Tribune  —  15 mars 2023

Comment l’évolution de la place du patient dans le système de soin impacte-t-elle la communication santé ?

Jean-Philippe Martzel

Si la santé est l’une des préoccupations majeures des Français depuis longtemps, la place accordée au patient dans le système de santé a considérablement évolué. Il est devenu un acteur à part entière d’un système au sein duquel il a conquis un nouveau statut au point d’en chambouler l’organisation et les codes de communication. Explications.

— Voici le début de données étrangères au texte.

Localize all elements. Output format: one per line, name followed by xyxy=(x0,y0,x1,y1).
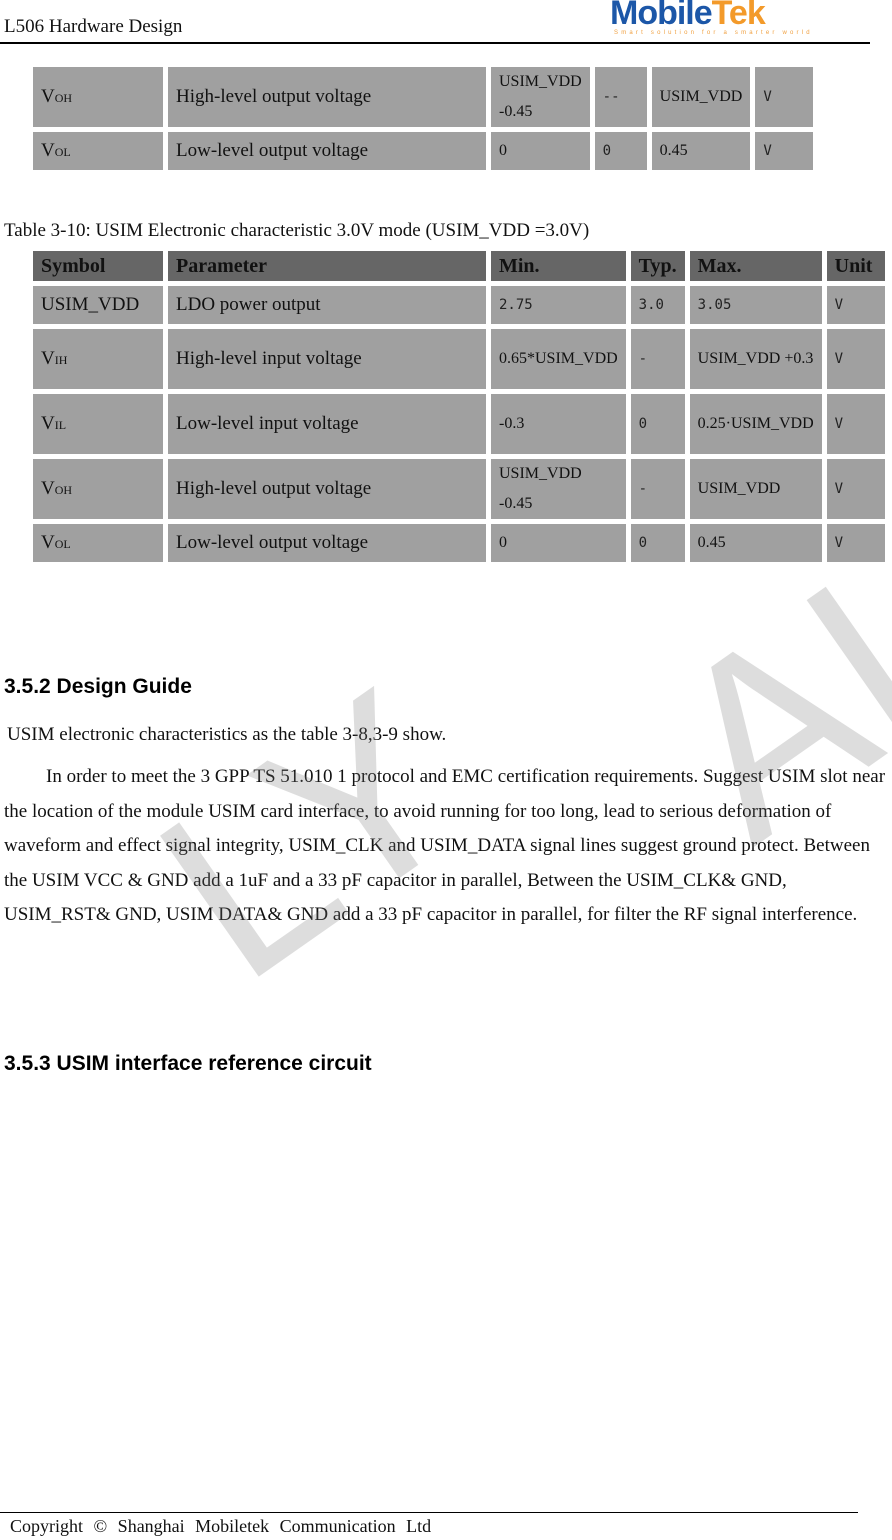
mobiletek-logo: MobileTek Smart solution for a smarter w… xyxy=(610,0,820,40)
header-unit: Unit xyxy=(826,251,885,281)
table-caption: Table 3-10: USIM Electronic characterist… xyxy=(4,220,590,241)
header-parameter: Parameter xyxy=(168,251,486,281)
cell-parameter: High-level input voltage xyxy=(168,329,486,389)
cell-max: 0.25·USIM_VDD xyxy=(689,394,822,454)
cell-min: 0 xyxy=(491,524,626,562)
cell-max: 3.05 xyxy=(689,286,822,324)
cell-parameter: Low-level output voltage xyxy=(168,132,486,170)
cell-min: USIM_VDD -0.45 xyxy=(491,67,590,127)
cell-symbol: VIH xyxy=(33,329,163,389)
cell-unit: V xyxy=(826,394,885,454)
cell-symbol: VOL xyxy=(33,524,163,562)
section-heading-reference-circuit: 3.5.3 USIM interface reference circuit xyxy=(4,1052,372,1075)
cell-min: 2.75 xyxy=(491,286,626,324)
cell-unit: V xyxy=(755,67,814,127)
cell-typ: 3.0 xyxy=(630,286,685,324)
cell-parameter: High-level output voltage xyxy=(168,459,486,519)
table-row: VOH High-level output voltage USIM_VDD -0.… xyxy=(33,459,885,519)
header-symbol: Symbol xyxy=(33,251,163,281)
cell-parameter: LDO power output xyxy=(168,286,486,324)
cell-unit: V xyxy=(826,329,885,389)
cell-min: USIM_VDD -0.45 xyxy=(491,459,626,519)
cell-parameter: Low-level input voltage xyxy=(168,394,486,454)
cell-symbol: USIM_VDD xyxy=(33,286,163,324)
cell-max: USIM_VDD xyxy=(689,459,822,519)
spec-table-continued: VOH High-level output voltage USIM_VDD -0.… xyxy=(28,62,818,175)
header-max: Max. xyxy=(689,251,822,281)
intro-paragraph: USIM electronic characteristics as the t… xyxy=(7,724,447,745)
table-header-row: Symbol Parameter Min. Typ. Max. Unit xyxy=(33,251,885,281)
cell-unit: V xyxy=(826,286,885,324)
cell-max: 0.45 xyxy=(689,524,822,562)
section-heading-design-guide: 3.5.2 Design Guide xyxy=(4,675,192,698)
cell-typ: -- xyxy=(594,67,647,127)
header-min: Min. xyxy=(491,251,626,281)
cell-symbol: VOH xyxy=(33,67,163,127)
cell-typ: 0 xyxy=(630,394,685,454)
table-row: VIH High-level input voltage 0.65*USIM_VDD… xyxy=(33,329,885,389)
cell-min: 0.65*USIM_VDD xyxy=(491,329,626,389)
cell-max: 0.45 xyxy=(651,132,751,170)
logo-tagline: Smart solution for a smarter world xyxy=(614,30,813,36)
table-row: USIM_VDD LDO power output 2.75 3.0 3.05 V xyxy=(33,286,885,324)
cell-unit: V xyxy=(755,132,814,170)
cell-parameter: High-level output voltage xyxy=(168,67,486,127)
cell-parameter: Low-level output voltage xyxy=(168,524,486,562)
table-row: VOL Low-level output voltage 0 0 0.45 V xyxy=(33,132,814,170)
document-title: L506 Hardware Design xyxy=(4,16,183,37)
footer-copyright: Copyright © Shanghai Mobiletek Communica… xyxy=(10,1516,432,1536)
cell-symbol: VIL xyxy=(33,394,163,454)
design-guide-paragraph: In order to meet the 3 GPP TS 51.010 1 p… xyxy=(4,766,886,925)
table-row: VIL Low-level input voltage -0.3 0 0.25·USIM… xyxy=(33,394,885,454)
table-row: VOL Low-level output voltage 0 0 0.45 V xyxy=(33,524,885,562)
spec-table-3-10: Symbol Parameter Min. Typ. Max. Unit USI… xyxy=(28,246,890,567)
table-row: VOH High-level output voltage USIM_VDD -0.… xyxy=(33,67,814,127)
cell-unit: V xyxy=(826,459,885,519)
cell-min: -0.3 xyxy=(491,394,626,454)
cell-typ: 0 xyxy=(630,524,685,562)
cell-typ: 0 xyxy=(594,132,647,170)
cell-unit: V xyxy=(826,524,885,562)
cell-max: USIM_VDD +0.3 xyxy=(689,329,822,389)
cell-min: 0 xyxy=(491,132,590,170)
logo-wordmark: MobileTek xyxy=(610,0,766,32)
cell-symbol: VOL xyxy=(33,132,163,170)
cell-max: USIM_VDD xyxy=(651,67,751,127)
cell-symbol: VOH xyxy=(33,459,163,519)
cell-typ: - xyxy=(630,459,685,519)
cell-typ: - xyxy=(630,329,685,389)
header-typ: Typ. xyxy=(630,251,685,281)
header-divider xyxy=(0,42,870,44)
footer-divider xyxy=(0,1512,858,1513)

Par Gézabelle Hauray, co-fondatrice de l’agence 37.2 et Jean-Philippe Martzel, Directeur des stratégies d’Insign 

La communication, un levier de l’action en santé 

On a tous à l’esprit le préservatif géant installé par l’association Act-up sur l'obélisque de la Concorde le 1er décembre 1993 à l’occasion de la journée mondiale de lutte contre le VIH/Sida. Ce type d’action militante, combinée à la forte digitalisation de la société ces dernières années (notamment depuis la crise sanitaire) ont contribué à faire passer le patient d’une posture passive à une posture active par rapport à la santé, chamboulant par là même les modalités de la communication santé.

Et à juste titre, avec un nombre d'applications en santé qui a augmenté de manière impressionnante, passant de 100 000 en 2016 à plus de 350 000 en 2020, il n’est plus possible de s’adresser de la même manière au patient. Car il est devenu acteur de sa propre santé.

Le patient, nouveau “héro” de la communication des acteurs de la santé 

Cette autonomisation acquise grâce l’action militante des associations dans les années 90 à l’évolution récente de la technologie est un “game changer” qui impacte l’ensemble des interactions entre patients et soignants. Cette évolution touche également la communication des “grands” émetteurs de communication santé et en premier lieu celle des laboratoires pharmaceutiques. L’évolution de la représentation du “malade” en tant que personne est patente.

Les exemples sont nombreux, mais le dernier film publicitaire à l’occasion des 100 ans des laboratoires danois Novo Nordisk (spécialisés dans les traitements contre le diabète, l’hémophilie, les troubles de la croissance et l'obésité) témoigne de cette évolution tant par le niveau qualitatif de la production audiovisuelle (nous sommes très loin du "stock-images"), que par la mécanique créative utilisée par les marques de la grand consommation. La représentation de la personne malade assumée, exprimée de façon non-documentaire mais néanmoins réaliste est un des faits marquants de ce film.

Au-delà du statut “de marque” auquel aspire vraisemblablement Novo Nordisk avec ce film publicitaire, c’est le statut du patient qui se trouve ainsi valorisé au même titre que celui des professionnels de santé dans les films publicitaires récents de distributeurs comme Intermarché ou de certaines mutuelles.
 

Les acteurs publics au coeur de ce changement de paradigme

En fait, l’avant-garde de cette révolution qualitative de la représentation du patient a surtout été menée par les acteurs publics et “para-publics” de santé (Santé publique France, INCa…) qui depuis plusieurs années ont investi dans le champ de la représentation du patient et n’ont pas hésité à mobiliser le meilleur des expertises marketing et communication pour assurer la performance de campagnes destinées à agir sur les comportements. 


Avec l’idée que ”On gagne tous les jours à s’intéresser à la santé”, la première campagne grand public de l’Inserm s’est par exemple inscrite en rupture avec le ton académique attendu dans ce type de communication. Elle prend le parti de rationaliser la terminologie scientifique de manière ludique pour renforcer sa proximité avec la réalité quotidienne. 

Oui, au-delà de l’exemple de Novo Nordisk, c’est bien le “secteur public” qui en France paraît plus en avance sur les acteurs privés de la santé dans la compréhension de l’évolution de la société et du nouveau statut de “héro” du patient dans la communication. Gageons dès lors que cette posture deviendra aussi la norme chez les acteurs privés et que nous ne sommes qu'aux prémices de cette nouvelle communication des patients-héros.